Wealthy clients usually prefer buying houses and apartments in Berlin, Bavaria and Westphalia. A prestigious 90 sq. m apartment in Berlin is worth €600 000. A larger apartment with an area of 245 sq. m. will cost about €1.5 million. Also, a premium 353 sq. m. apartment in Saxony can be purchased for €1.2 million, while a quite spacious 980 sq. m. villa with 2000 sq. m. of land area goes for €400 000. As for real estate in the capital, a 400 sq. m. villa with land area of 1000 sq. m. is worth €1.8 million. Prices for luxury property in Berlin may reach €10 million, and even go higher.
Investors often pay attention to the commercial market segment. Prices for cheap commercial apartment buildings start at €40 000–€60 000. For example, a 400 sq. m. commercial apartment building in Thuringia with 300 sq. m. of land costs around €50 000. A house with the same area, but with 13 000 sq. m. of land is worth €80 000. Prices for premium hotels located in historic parts of large cities may amount up to several million Euros.

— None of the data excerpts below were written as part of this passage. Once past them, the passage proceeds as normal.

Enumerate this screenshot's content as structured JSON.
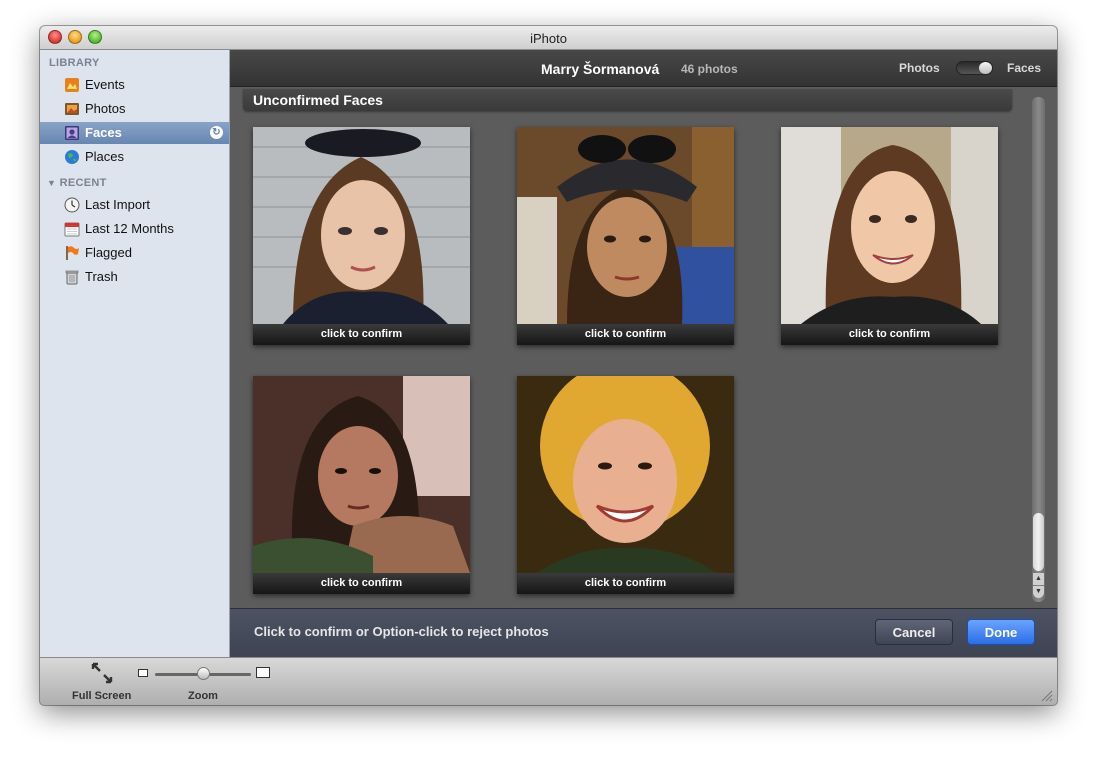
{
  "window": {
    "title": "iPhoto"
  },
  "sidebar": {
    "library_header": "LIBRARY",
    "recent_header": "RECENT",
    "library_items": [
      {
        "label": "Events",
        "icon": "events-icon"
      },
      {
        "label": "Photos",
        "icon": "photos-icon"
      },
      {
        "label": "Faces",
        "icon": "faces-icon",
        "selected": true
      },
      {
        "label": "Places",
        "icon": "places-icon"
      }
    ],
    "recent_items": [
      {
        "label": "Last Import",
        "icon": "last-import-icon"
      },
      {
        "label": "Last 12 Months",
        "icon": "calendar-icon"
      },
      {
        "label": "Flagged",
        "icon": "flag-icon"
      },
      {
        "label": "Trash",
        "icon": "trash-icon"
      }
    ]
  },
  "header": {
    "name": "Marry Šormanová",
    "count": "46 photos",
    "toggle_left": "Photos",
    "toggle_right": "Faces",
    "toggle_state": "Faces"
  },
  "section": {
    "title": "Unconfirmed Faces"
  },
  "faces": [
    {
      "caption": "click to confirm"
    },
    {
      "caption": "click to confirm"
    },
    {
      "caption": "click to confirm"
    },
    {
      "caption": "click to confirm"
    },
    {
      "caption": "click to confirm"
    }
  ],
  "bottom": {
    "hint": "Click to confirm or Option-click to reject photos",
    "cancel": "Cancel",
    "done": "Done"
  },
  "footer": {
    "fullscreen": "Full Screen",
    "zoom": "Zoom"
  },
  "colors": {
    "accent": "#2a6ee8",
    "sidebar_bg": "#dee4ee",
    "content_bg": "#5c5c5c"
  }
}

A 150 sq. m. trading space in Koln costs around €90 000. A small 50 sq. m. shop in Berlin goes for €120 000. A larger shopping center with an area of 206 sq. m can be purchased for €450 000.

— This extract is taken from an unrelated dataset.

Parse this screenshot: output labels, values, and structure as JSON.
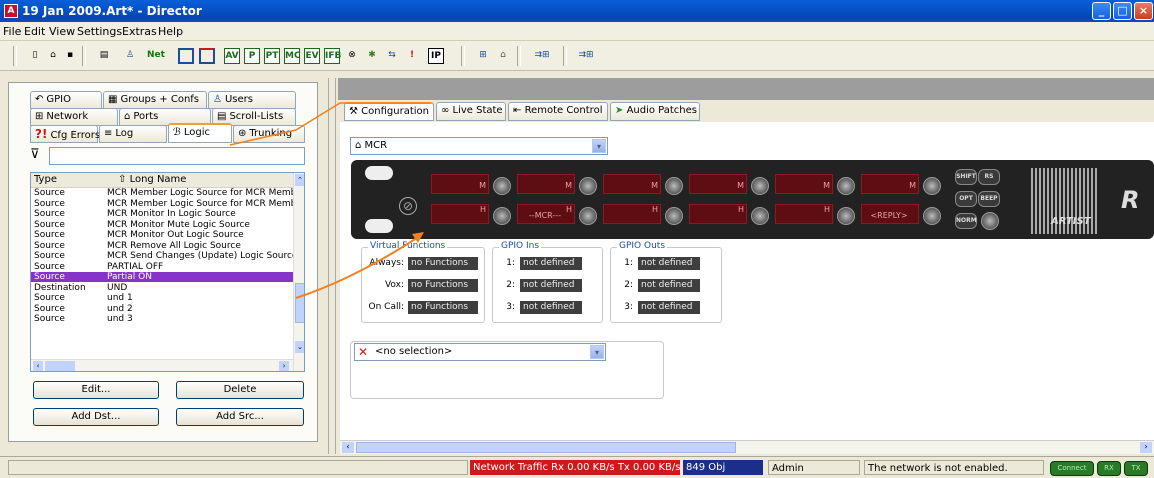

Acquiring a small 60 sq. m. café in Bavaria requires around €55 000, while a large 1000 sq. m restaurant in Brandenburg is worth €180 000. Whereas a cozy 200 sq. m restaurant in Koln costs €210 000.
Real estate acquisition in Germany is a very good investment. It is also a good possibility to start or purchase a business in the most stable European country, and a first step in getting its citizenship. But there are many more advantages in purchasing German real property. One of them is that you don’t face any difficulties at all, when buying local property. The government does not put any limitations on foreign investors.
Sale and purchase agreement
Purchasing an apartment in Germany is simple. First, a buyer finds an appropriate object and negotiates the price with its owner. Then, a notary drafts a sale and purchase agreement. After that both parties study and modify it, if necessary. Signing a sale a purchase agreement in Germany must be performed in the presence of a state notary, who defends the interests of both buyer and seller. The notary opens a trust account for the transaction. Being a disinterested party, the notary checks an object for debts.
The buyer should tranfer the funds to the trust account within 20–30 days after signing the agreement. The seller will be able to access the account, after official property rights have been assigned to the buyer.
The next stage involves real property registration in Germany. State notary sends documents to the real property registration department – Grundbuchamt. Then, the buyer gets an excerpt from a real property registry. The buyer may only become a legitimate property owner, having paid a German real estate tax, also known as Grunderwerbsteuer. It usually takes about 2 months to acquire and register an apartment in Germany.
When purchasing real estate in Germany one should be ready to pay the following taxes:
- German real estate tax (Grunderwerbsteuer), which varies from 4 % to 5 %, depending on federal state;
- notary services – 1 %–1.5 % of object value;
- property rights assignment costs – 0.5 %–1 % of the object value;
- agent’s fee – 3.5 %–6 % of the object value.
Thus, as we can see, the expenses for real estate acquisition in Germany vary from 8.5 % to 12.5 %. In any case, it is a very tolerable rate throughout Europe. Real estate tax in Germany is equal both for its residents and foreigners.